La apuñalamos, mi hermano Enrique, y yo, uno después de otro. Sin dolor, solo un golpe. Un golpe fatal que la llevaría a reunirse con nuestro padre, para que este la castigara como era debido.Un golpe por él, y otro por nosotros.
Aquel hombre nos había visto, mientras que la matábamos en nuestra casa. Accidentalmente habíamos dejado la cortina mal colocada, lo suficiente para que el vecino nos viera mientras que le preparaba judías verdes a su mujer, que volvería poco tiempo después.

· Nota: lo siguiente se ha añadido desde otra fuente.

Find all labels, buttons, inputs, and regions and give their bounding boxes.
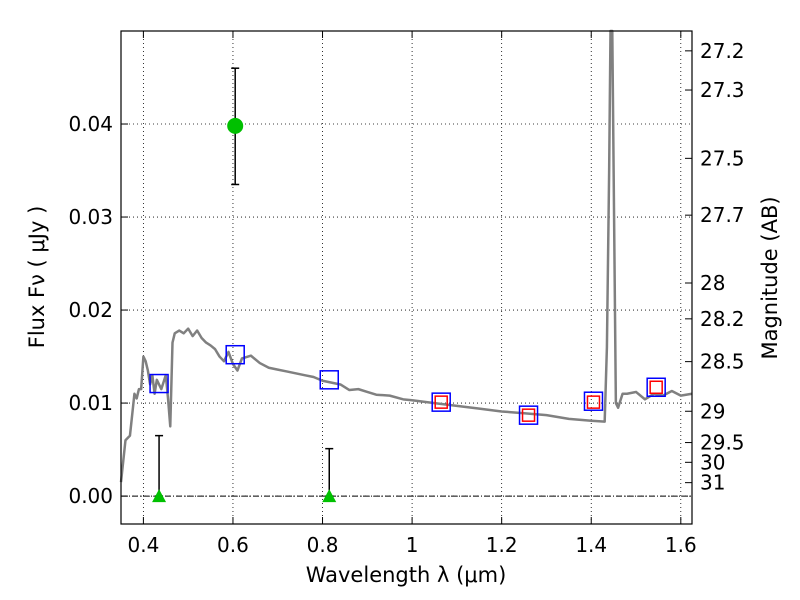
model-photometry-square xyxy=(149,373,169,394)
model-photometry-square xyxy=(646,377,666,398)
upper-limit-triangle xyxy=(322,489,337,503)
model-photometry-square xyxy=(225,344,245,365)
observed-photometry-square xyxy=(521,408,536,422)
y2-tick-label: 31 xyxy=(700,471,725,495)
x-tick-label: 0.8 xyxy=(307,533,339,557)
x-tick-label: 0.6 xyxy=(217,533,249,557)
y2-tick-label: 30 xyxy=(700,450,725,474)
y2-axis-title: Magnitude (AB) xyxy=(758,196,782,359)
x-axis-title: Wavelength λ (μm) xyxy=(306,563,507,587)
y2-tick-label: 28 xyxy=(700,271,725,295)
x-tick-label: 1 xyxy=(406,533,419,557)
model-spectrum-line xyxy=(119,29,693,483)
y-tick-label: 0.02 xyxy=(68,298,113,322)
y2-tick-label: 29.5 xyxy=(700,431,745,455)
y2-tick-label: 27.2 xyxy=(700,39,745,63)
y2-tick-label: 29 xyxy=(700,399,725,423)
y-tick-label: 0.00 xyxy=(68,484,113,508)
y-tick-label: 0.03 xyxy=(68,205,113,229)
observed-photometry-square xyxy=(434,395,448,409)
y2-tick-label: 27.3 xyxy=(700,78,745,102)
x-tick-label: 1.6 xyxy=(665,533,697,557)
detection-point xyxy=(227,117,244,134)
y-axis-title: Flux Fν ( μJy ) xyxy=(25,206,49,349)
y2-tick-label: 27.7 xyxy=(700,203,745,227)
model-photometry-square xyxy=(583,391,604,411)
observed-photometry-square xyxy=(586,395,601,409)
y2-tick-label: 28.2 xyxy=(700,307,745,331)
x-tick-label: 0.4 xyxy=(127,533,159,557)
observed-photometry-square xyxy=(649,380,663,395)
upper-limit-triangle xyxy=(152,489,167,503)
y2-tick-label: 27.5 xyxy=(700,146,745,170)
y2-tick-label: 28.5 xyxy=(700,350,745,374)
model-photometry-square xyxy=(431,392,451,412)
model-photometry-square xyxy=(319,370,339,390)
x-tick-label: 1.2 xyxy=(486,533,518,557)
grid-lines xyxy=(121,31,692,524)
y-tick-label: 0.01 xyxy=(68,391,113,415)
plot-area xyxy=(119,29,693,503)
x-tick-label: 1.4 xyxy=(575,533,607,557)
y-tick-label: 0.04 xyxy=(68,112,113,136)
ticks: 0.4 0.6 0.8 1 1.2 1.4 1.6 0.00 0.01 0.02 0.03 0.04 2… xyxy=(68,31,745,557)
model-photometry-square xyxy=(518,405,539,425)
axes-frame xyxy=(120,30,693,525)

No nos quedaba de otra. Lo sabíamos. Y el lo sabía. Debía morir. Y lo hicimos. Intentamos hacerlo lo menos doloroso posible, y aunque se resistió, lo hicimos rápido. A la mujer, que volvería en poco tiempo, le dejamos el plato de judías verdes servido, y a su marido, muerto, en el suelo, formando un gran charco de sangre,
Ahora sabemos una cosa, debemos marcharnos de aquel lugar, y nunca más volver. Amábamos a nuestro padre. Mas que a nadie. Y su muerte ns destrozó, nos sentimos apresados a este mundo, porque no entendíamos que le había pasado. Pero con la confesión de nuestra hermana, alcoholizada, pudimos aceptar la posibilidad que esa prisión de ignorancia a los hechos se acabara, y pudiéramos optar a la libertad, esa libertad que sentíamos en el descapotable de mi hermana, el que habíamos robado, y el que dejaríamos pronto. Una libertad, que solo el viento que nos azotaba en la cara compartía con nosotros.